Non seulement ces hausses de tarifs réduisent sérieusement l’accessibilité aux services publics, mais ces fardeaux, que l’on fait porter de façon inéquitable dans toutes les couches de la population, sont doublement préoccupant dans la mesure où les ménages se tournent de plus en plus vers le crédit pour absorber les nouvelles charges. Selon les données de Statistique Canada, le taux d’endettement des ménages par rapport à leur revenu disponible est en explosion. Frisant les 150% au Canada, le niveau d’endettement s’approche de celui observé aux États-Unis avant la dernière crise (169%).
Ainsi, alors que les salaires stagnent ou diminuent depuis 30 ans pour la majorité des ménages, le gouvernement vient participer à l’alourdissement de leur endettement et les met dans une situation périlleuse. Et comme pendant ce temps, il réduit également ses dépenses dans les programmes sociaux et n’annonce aucune mesure de lutte à la pauvreté, les Québécois-es sont de plus en plus abandonnés à eux-mêmes.
Ressources naturelles
Le budget 2011-2012 marque aussi l’année de la dernière chance pour le déploiement du Plan Nord cher au premier ministre Jean Charest. Ce projet concerne tout le territoire au nord de Rouyn-Noranda et de Saguenay (72% de la superficie du Québec). Le ministre des Finances a annoncé des investissements de 1,6 G$ dans les cinq prochaines années pour développer des infrastructures (routes, ports, etc.) devant servir à « optimiser les bénéfices que nous pouvons tirer de nos abondantes ressources naturelles ». Mais près de 90% des dépenses du Plan Nord sont liées à l’industrie minière ! Lorsque l’on connaît la désuétude complète de la Loi minière du Québec, qui n’a pas évolué depuis le 19e siècle, il y a de quoi s’inquiéter sur les objectifs entretenus par le gouvernement avec son Plan Nord.

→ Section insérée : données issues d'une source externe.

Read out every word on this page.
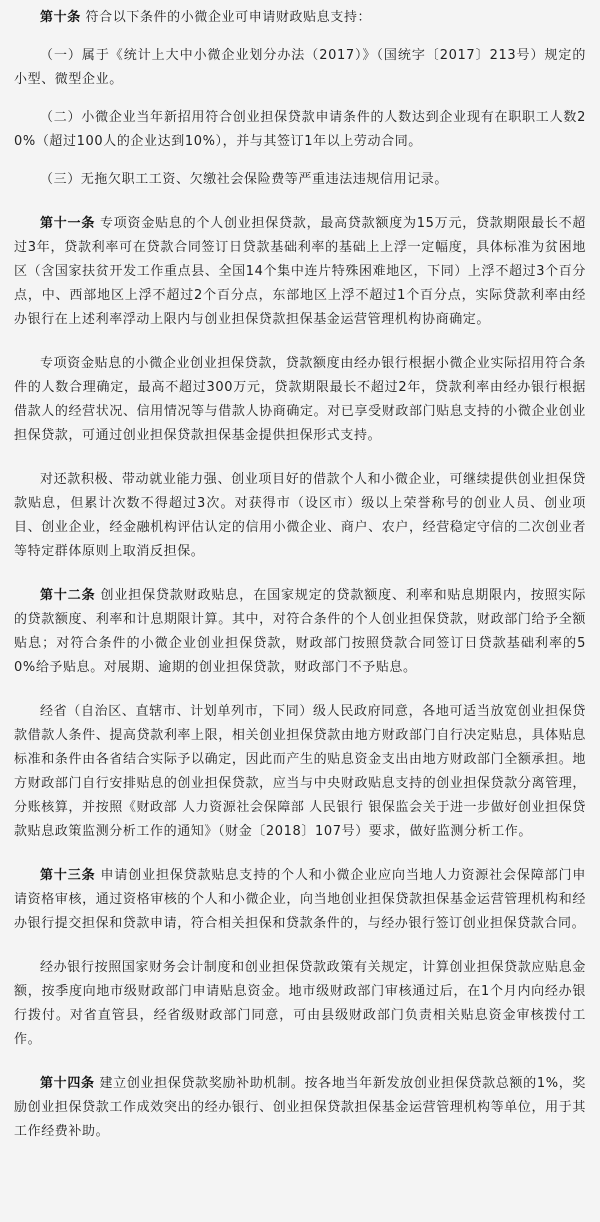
第十条 符合以下条件的小微企业可申请财政贴息支持：

（一）属于《统计上大中小微企业划分办法（2017）》（国统字〔2017〕213号）规定的小型、微型企业。

（二）小微企业当年新招用符合创业担保贷款申请条件的人数达到企业现有在职职工人数20%（超过100人的企业达到10%），并与其签订1年以上劳动合同。

（三）无拖欠职工工资、欠缴社会保险费等严重违法违规信用记录。

第十一条 专项资金贴息的个人创业担保贷款，最高贷款额度为15万元，贷款期限最长不超过3年，贷款利率可在贷款合同签订日贷款基础利率的基础上上浮一定幅度，具体标准为贫困地区（含国家扶贫开发工作重点县、全国14个集中连片特殊困难地区，下同）上浮不超过3个百分点，中、西部地区上浮不超过2个百分点，东部地区上浮不超过1个百分点，实际贷款利率由经办银行在上述利率浮动上限内与创业担保贷款担保基金运营管理机构协商确定。

专项资金贴息的小微企业创业担保贷款，贷款额度由经办银行根据小微企业实际招用符合条件的人数合理确定，最高不超过300万元，贷款期限最长不超过2年，贷款利率由经办银行根据借款人的经营状况、信用情况等与借款人协商确定。对已享受财政部门贴息支持的小微企业创业担保贷款，可通过创业担保贷款担保基金提供担保形式支持。

对还款积极、带动就业能力强、创业项目好的借款个人和小微企业，可继续提供创业担保贷款贴息，但累计次数不得超过3次。对获得市（设区市）级以上荣誉称号的创业人员、创业项目、创业企业，经金融机构评估认定的信用小微企业、商户、农户，经营稳定守信的二次创业者等特定群体原则上取消反担保。

第十二条 创业担保贷款财政贴息，在国家规定的贷款额度、利率和贴息期限内，按照实际的贷款额度、利率和计息期限计算。其中，对符合条件的个人创业担保贷款，财政部门给予全额贴息；对符合条件的小微企业创业担保贷款，财政部门按照贷款合同签订日贷款基础利率的50%给予贴息。对展期、逾期的创业担保贷款，财政部门不予贴息。

经省（自治区、直辖市、计划单列市，下同）级人民政府同意，各地可适当放宽创业担保贷款借款人条件、提高贷款利率上限，相关创业担保贷款由地方财政部门自行决定贴息，具体贴息标准和条件由各省结合实际予以确定，因此而产生的贴息资金支出由地方财政部门全额承担。地方财政部门自行安排贴息的创业担保贷款，应当与中央财政贴息支持的创业担保贷款分离管理，分账核算，并按照《财政部 人力资源社会保障部 人民银行 银保监会关于进一步做好创业担保贷款贴息政策监测分析工作的通知》（财金〔2018〕107号）要求，做好监测分析工作。

第十三条 申请创业担保贷款贴息支持的个人和小微企业应向当地人力资源社会保障部门申请资格审核，通过资格审核的个人和小微企业，向当地创业担保贷款担保基金运营管理机构和经办银行提交担保和贷款申请，符合相关担保和贷款条件的，与经办银行签订创业担保贷款合同。

经办银行按照国家财务会计制度和创业担保贷款政策有关规定，计算创业担保贷款应贴息金额，按季度向地市级财政部门申请贴息资金。地市级财政部门审核通过后，在1个月内向经办银行拨付。对省直管县，经省级财政部门同意，可由县级财政部门负责相关贴息资金审核拨付工作。

第十四条 建立创业担保贷款奖励补助机制。按各地当年新发放创业担保贷款总额的1%，奖励创业担保贷款工作成效突出的经办银行、创业担保贷款担保基金运营管理机构等单位，用于其工作经费补助。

Non seulement ces tendances économiques posent de très sérieuses questions écologiques, il faut comprendre qu’une économie « rentière » équivaut à une économie sous-développée. Les économies nationales qui développent une dépendance excessive aux royalties qui accompagnent l’extraction de ressources naturelles (ex : le pétrole au Proche-Orient ou au Venezuela) voient les autres secteurs de l’économie péricliter alors que s’amenuise la plus-value attribuable à une économie diversifiée et/ou reposant davantage sur une production plus complexe (ex : haute-technologie).
L’un des fascicules joints au budget du Québec 2011-2012 est consacré au gaz de schiste, qui a monopolisé une part de l’actualité québécoise de la dernière année. Ce choix ne peut se limiter à une volonté de « rassurer » l’opinion publique. Cette opération de charme, qui fait miroiter les retombées de l’exploitation des gaz de schiste, tend plutôt à confirmer plus avant l’incontournable nécessité, aux yeux du gouvernement et des ses alliés dans le monde des affaires, de faire progresser cette opinion publique vers l’acceptation d’une économie axée sur l’extraction.
Conclusion
Le budget du Québec est le troisième budget déficitaire consécutif. Ce déficit, en dépit du fait qu’il soit moindre que la plupart des pays occidentaux ou d’autres provinces canadiennes (dont l’Ontario), sert de justification à un virage aussi majeur qu’injustifié dans la fiscalité du Québec. Par le biais d’une tarification accrue des services, le gouvernement du Québec fait porter de plus en plus aux individus le poids des risques associés à la vie en société. Cette « réaction » (bien plus que « révolution »…) érode dangereusement toute idée de solidarité sociale et constitue l’une des charges les plus agressives à ce jour contre ce qu’il reste du modèle québécois hérité de la Révolution tranquille.